Announcing the 2022 NADD Research Residents
Following an open call for proposals, three projects have been selected for the 2022 Network Archives Design and Digital Culture (NADD) research residency. With this residency, NADD aims to explore the potential of decentralised structures for archival practices in design and digital culture. This year’s selected projects are Playable Archives by Sara Culmann, Diagrammatic Temporalities in Memory Landscapes by Maxigas, and How to Publish an Archive in Pluriform? by Outline. The residents will develop their research from September to November, with support from a number of NADD’s partner organisations.
The selection was made based on the advice of a jury consisting of Kirsten Algera (MacGuffin Magazine), Annet Dekker (Universiteit van Amsterdam), Eric Kluitenberg (Tactical Media Files) and Clara Stille-Haardt (Het Nieuwe Instituut). The three selected projects each adopt a different approach to distributed and decentralised archives, focusing on interaction with, tooling for, and publishing of archives respectively.
Playable Archives approaches archival material through the lens of a user who creates storylines through the course of their browsing journey. The project departs from an interest in personal moderation of visual culture and the traces of individual decisions. Drawing on approaches from game studies and mechanics used in role playing games, the project explores archives as pretexts for play. What if we consider the entire archive as a playing field? What if we turn all collected items into game assets? What if we dive into data as a game character? А candid character, a greedy character, a seducer, an appropriator, a provocateur or a successor? This approach opens pathways to make connections across and beyond individual archives.
How do economic and scientific changes give birth to mixed feelings of frustration and excitement, angst and hope? How does the development of knowledge convince us to make mistakes?
Sara Culmann is a visual artist, designer and researcher who graduated from the Rijksakademie van Beeldende Kunsten in Amsterdam. Her research areas of interest include game studies, the semantics of digital tools and media, and historical parallels and intersections. In her work, she reflects on the existential impact of the cult of progress, scientific knowledge and information bias. She uses speculative narratives and works closely with cultural clichés, imprints and found content.
Diagrammatic Temporalities in Memory Landscapes
With Diagrammatic Temporalities in Memory Landscapes, Maxigas proposes to investigate the potential of version control systems like Git for archival practices in design and digital culture. Viewed as “change archives”, Git repositories account for the history of code in an infrastructural manner. Such systems are an integral, daily aspect in the process of software development; a process that is often decentralised and distributed. This project has the two-fold aim of developing a framework to understand source code in software repositories as digital material culture, and exploring the potential of distributed version control systems for decentralised, sustainable and accessible archives.
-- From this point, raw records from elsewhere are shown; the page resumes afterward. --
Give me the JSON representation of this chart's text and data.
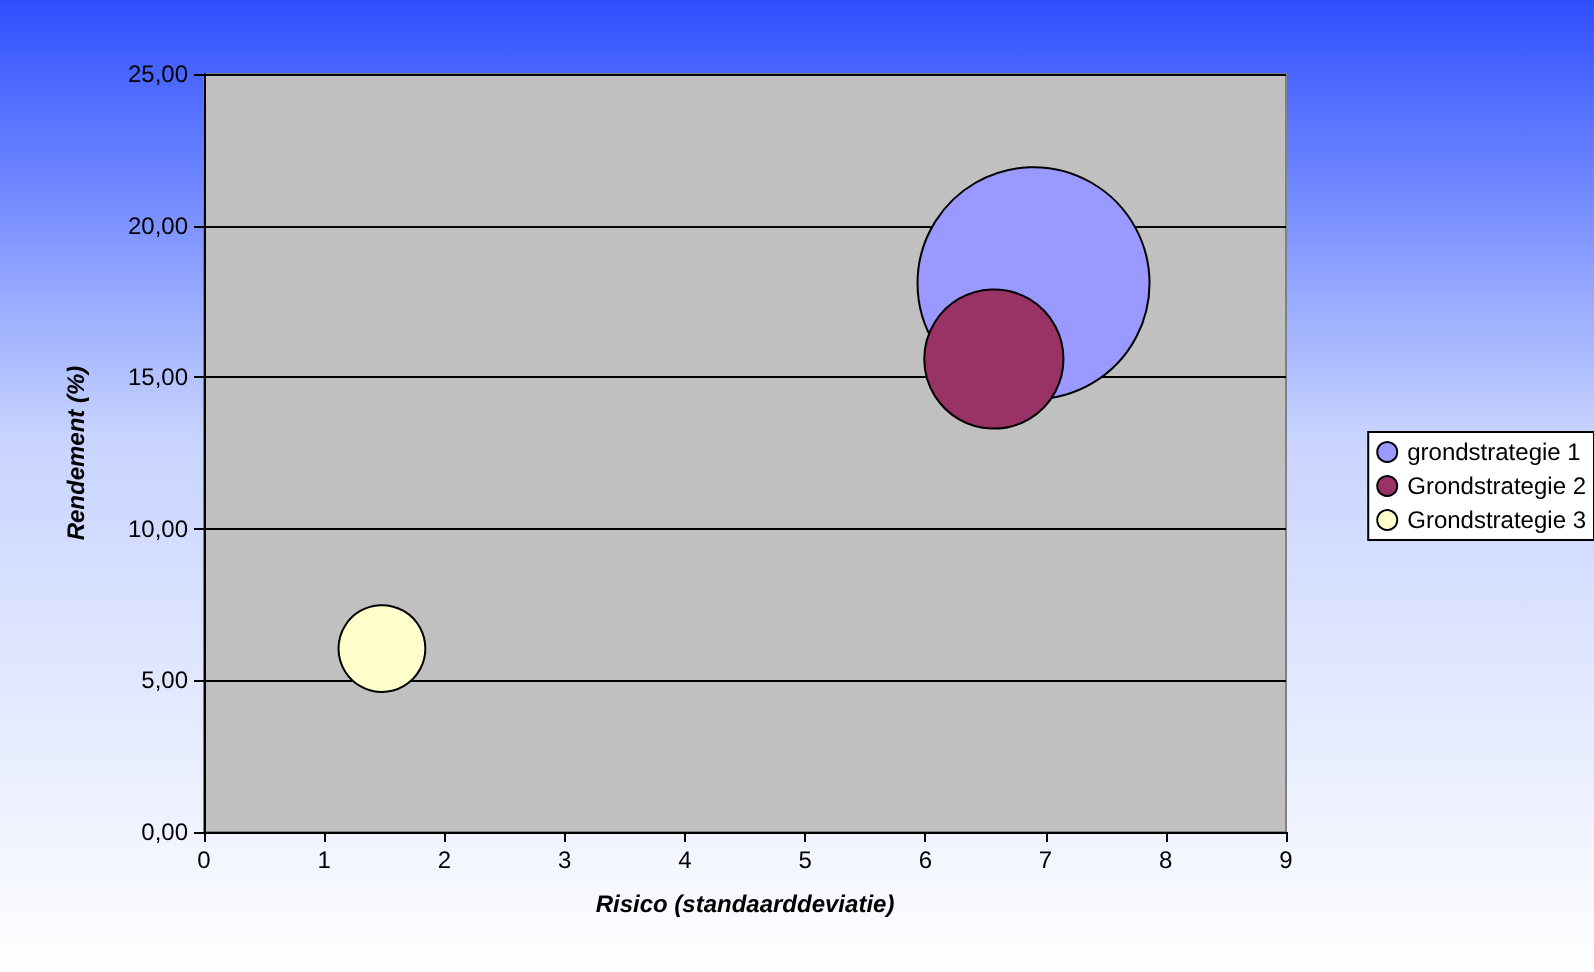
{
  "chart_data": {
    "type": "bubble",
    "xlabel": "Risico (standaarddeviatie)",
    "ylabel": "Rendement (%)",
    "xlim": [
      0,
      9
    ],
    "xticks": [
      0,
      1,
      2,
      3,
      4,
      5,
      6,
      7,
      8,
      9
    ],
    "ylim": [
      0,
      25
    ],
    "yticks": [
      {
        "value": 0,
        "label": "0,00"
      },
      {
        "value": 5,
        "label": "5,00"
      },
      {
        "value": 10,
        "label": "10,00"
      },
      {
        "value": 15,
        "label": "15,00"
      },
      {
        "value": 20,
        "label": "20,00"
      },
      {
        "value": 25,
        "label": "25,00"
      }
    ],
    "grid": "y",
    "legend": "right",
    "marker": "circle",
    "series": [
      {
        "name": "grondstrategie 1",
        "color": "#9999ff",
        "x": [
          6.9
        ],
        "values": [
          18.1
        ],
        "sizes": [
          1
        ]
      },
      {
        "name": "Grondstrategie 2",
        "color": "#993366",
        "x": [
          6.57
        ],
        "values": [
          15.6
        ],
        "sizes": [
          0.36
        ]
      },
      {
        "name": "Grondstrategie 3",
        "color": "#ffffcc",
        "x": [
          1.48
        ],
        "values": [
          6.05
        ],
        "sizes": [
          0.14
        ]
      }
    ]
  }
}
Maxigas (aka Peter Dunajcsik) is Senior Lecturer in the media department of the University of Amsterdam, combining teaching, sysadmin and research in the Critical Infrastructure Lab. His research focuses on social conflicts around media infrastructures, such as the next generation mobile telecommunications networks called 5G. His aim is to connect digital materialities with infrastructural ideologies, producing critical interventions in society and culture. His book, co-authored with Johan Söderberg, is published by MIT Press in autumn 2022, entitled: Resistance to the Current: The Dialectics of Hacking.
How to Publish an Archive in Pluriform?
How to Publish an Archive in Pluriform? extends an invitation into the process of making archives public. The project sets out to formulate a methodology that facilitates and stimulates an active, subjective engagement with archival objects. As such, it aims to develop a reusable tool. Through a series of encounters, conversations and exercises, the methodology will look into the ways an object situated in an archive could be unpacked through a collaborative process. Beyond a focus on the objects themselves, this offers a reflection on what decentralisation might mean for some of the wider institutional processes that archives are enmeshed in, such as selection, decision-making or access.
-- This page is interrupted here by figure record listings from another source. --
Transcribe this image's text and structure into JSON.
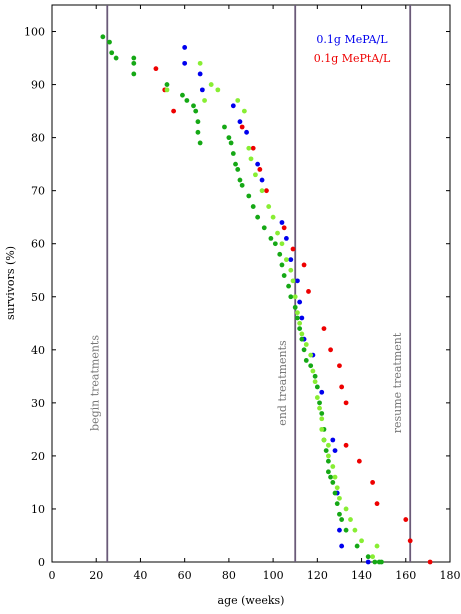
{
  "chart_data": {
    "type": "scatter",
    "title": "",
    "xlabel": "age (weeks)",
    "ylabel": "survivors (%)",
    "xlim": [
      0,
      180
    ],
    "ylim": [
      0,
      105
    ],
    "x_ticks": [
      "0",
      "20",
      "40",
      "60",
      "80",
      "100",
      "120",
      "140",
      "160",
      "180"
    ],
    "y_ticks": [
      "0",
      "10",
      "20",
      "30",
      "40",
      "50",
      "60",
      "70",
      "80",
      "90",
      "100"
    ],
    "grid": false,
    "legend_position": "top-right",
    "legend": [
      {
        "label": "0.1g MePA/L",
        "color": "#0000ee"
      },
      {
        "label": "0.1g MePtA/L",
        "color": "#ee0000"
      }
    ],
    "vlines": [
      {
        "x": 25,
        "label": "begin treatments"
      },
      {
        "x": 110,
        "label": "end treatments"
      },
      {
        "x": 162,
        "label": "resume treatment"
      }
    ],
    "series": [
      {
        "name": "0.1g MePA/L",
        "color": "#0000ee",
        "points": [
          [
            60,
            97
          ],
          [
            60,
            94
          ],
          [
            67,
            92
          ],
          [
            68,
            89
          ],
          [
            82,
            86
          ],
          [
            85,
            83
          ],
          [
            88,
            81
          ],
          [
            93,
            75
          ],
          [
            95,
            72
          ],
          [
            104,
            64
          ],
          [
            106,
            61
          ],
          [
            108,
            57
          ],
          [
            111,
            53
          ],
          [
            112,
            49
          ],
          [
            113,
            46
          ],
          [
            114,
            42
          ],
          [
            118,
            39
          ],
          [
            122,
            32
          ],
          [
            127,
            23
          ],
          [
            128,
            21
          ],
          [
            129,
            13
          ],
          [
            130,
            6
          ],
          [
            131,
            3
          ],
          [
            143,
            0
          ]
        ]
      },
      {
        "name": "0.1g MePtA/L",
        "color": "#ee0000",
        "points": [
          [
            47,
            93
          ],
          [
            51,
            89
          ],
          [
            55,
            85
          ],
          [
            86,
            82
          ],
          [
            91,
            78
          ],
          [
            94,
            74
          ],
          [
            97,
            70
          ],
          [
            105,
            63
          ],
          [
            109,
            59
          ],
          [
            114,
            56
          ],
          [
            116,
            51
          ],
          [
            123,
            44
          ],
          [
            126,
            40
          ],
          [
            130,
            37
          ],
          [
            131,
            33
          ],
          [
            133,
            30
          ],
          [
            133,
            22
          ],
          [
            139,
            19
          ],
          [
            145,
            15
          ],
          [
            147,
            11
          ],
          [
            160,
            8
          ],
          [
            162,
            4
          ],
          [
            171,
            0
          ]
        ]
      },
      {
        "name": "",
        "color": "#15a815",
        "points": [
          [
            23,
            99
          ],
          [
            26,
            98
          ],
          [
            27,
            96
          ],
          [
            29,
            95
          ],
          [
            37,
            95
          ],
          [
            37,
            94
          ],
          [
            37,
            92
          ],
          [
            52,
            90
          ],
          [
            59,
            88
          ],
          [
            61,
            87
          ],
          [
            64,
            86
          ],
          [
            65,
            85
          ],
          [
            66,
            83
          ],
          [
            66,
            81
          ],
          [
            67,
            79
          ],
          [
            78,
            82
          ],
          [
            80,
            80
          ],
          [
            81,
            79
          ],
          [
            82,
            77
          ],
          [
            83,
            75
          ],
          [
            84,
            74
          ],
          [
            85,
            72
          ],
          [
            86,
            71
          ],
          [
            89,
            69
          ],
          [
            91,
            67
          ],
          [
            93,
            65
          ],
          [
            96,
            63
          ],
          [
            99,
            61
          ],
          [
            101,
            60
          ],
          [
            103,
            58
          ],
          [
            104,
            56
          ],
          [
            105,
            54
          ],
          [
            107,
            52
          ],
          [
            108,
            50
          ],
          [
            110,
            48
          ],
          [
            111,
            46
          ],
          [
            112,
            44
          ],
          [
            113,
            42
          ],
          [
            114,
            40
          ],
          [
            115,
            38
          ],
          [
            117,
            37
          ],
          [
            119,
            35
          ],
          [
            120,
            33
          ],
          [
            121,
            30
          ],
          [
            122,
            28
          ],
          [
            123,
            25
          ],
          [
            123,
            23
          ],
          [
            124,
            21
          ],
          [
            125,
            19
          ],
          [
            125,
            17
          ],
          [
            126,
            16
          ],
          [
            127,
            15
          ],
          [
            128,
            13
          ],
          [
            129,
            11
          ],
          [
            130,
            9
          ],
          [
            131,
            8
          ],
          [
            133,
            6
          ],
          [
            138,
            3
          ],
          [
            143,
            1
          ],
          [
            146,
            0
          ],
          [
            148,
            0
          ],
          [
            149,
            0
          ]
        ]
      },
      {
        "name": "",
        "color": "#88ee33",
        "points": [
          [
            52,
            89
          ],
          [
            67,
            94
          ],
          [
            69,
            87
          ],
          [
            72,
            90
          ],
          [
            75,
            89
          ],
          [
            84,
            87
          ],
          [
            87,
            85
          ],
          [
            89,
            78
          ],
          [
            90,
            76
          ],
          [
            92,
            73
          ],
          [
            95,
            70
          ],
          [
            98,
            67
          ],
          [
            100,
            65
          ],
          [
            102,
            62
          ],
          [
            104,
            60
          ],
          [
            106,
            57
          ],
          [
            108,
            55
          ],
          [
            109,
            53
          ],
          [
            110,
            50
          ],
          [
            111,
            47
          ],
          [
            112,
            45
          ],
          [
            113,
            43
          ],
          [
            115,
            41
          ],
          [
            117,
            39
          ],
          [
            118,
            36
          ],
          [
            119,
            34
          ],
          [
            120,
            31
          ],
          [
            121,
            29
          ],
          [
            122,
            27
          ],
          [
            122,
            25
          ],
          [
            123,
            23
          ],
          [
            125,
            22
          ],
          [
            125,
            20
          ],
          [
            127,
            18
          ],
          [
            128,
            16
          ],
          [
            129,
            14
          ],
          [
            130,
            12
          ],
          [
            133,
            10
          ],
          [
            135,
            8
          ],
          [
            137,
            6
          ],
          [
            140,
            4
          ],
          [
            145,
            1
          ],
          [
            147,
            3
          ]
        ]
      }
    ]
  }
}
Outline is a floating collective and publishing platform for virtual, sonic and printed matter that aims to create interventions within intermediate spaces, to facilitate and accelerate an exchange by connecting ideas, artefacts, individuals and localities.
NADD Research Residency
The NADD research residency aims to explore the potential of decentralised structures for archival practices in design and digital culture. What might we learn by archiving these domains in decentralised and distributed ways? What tensions might such approaches uncover? And what challenges do they pose? Selected residents will each develop a project that addresses an aspect of these issues. Their research will bridge material from two or more different archives. The residency runs from September to November 2022, after which the outcomes of the projects will be published – in the first instance online, in the NADD web magazine.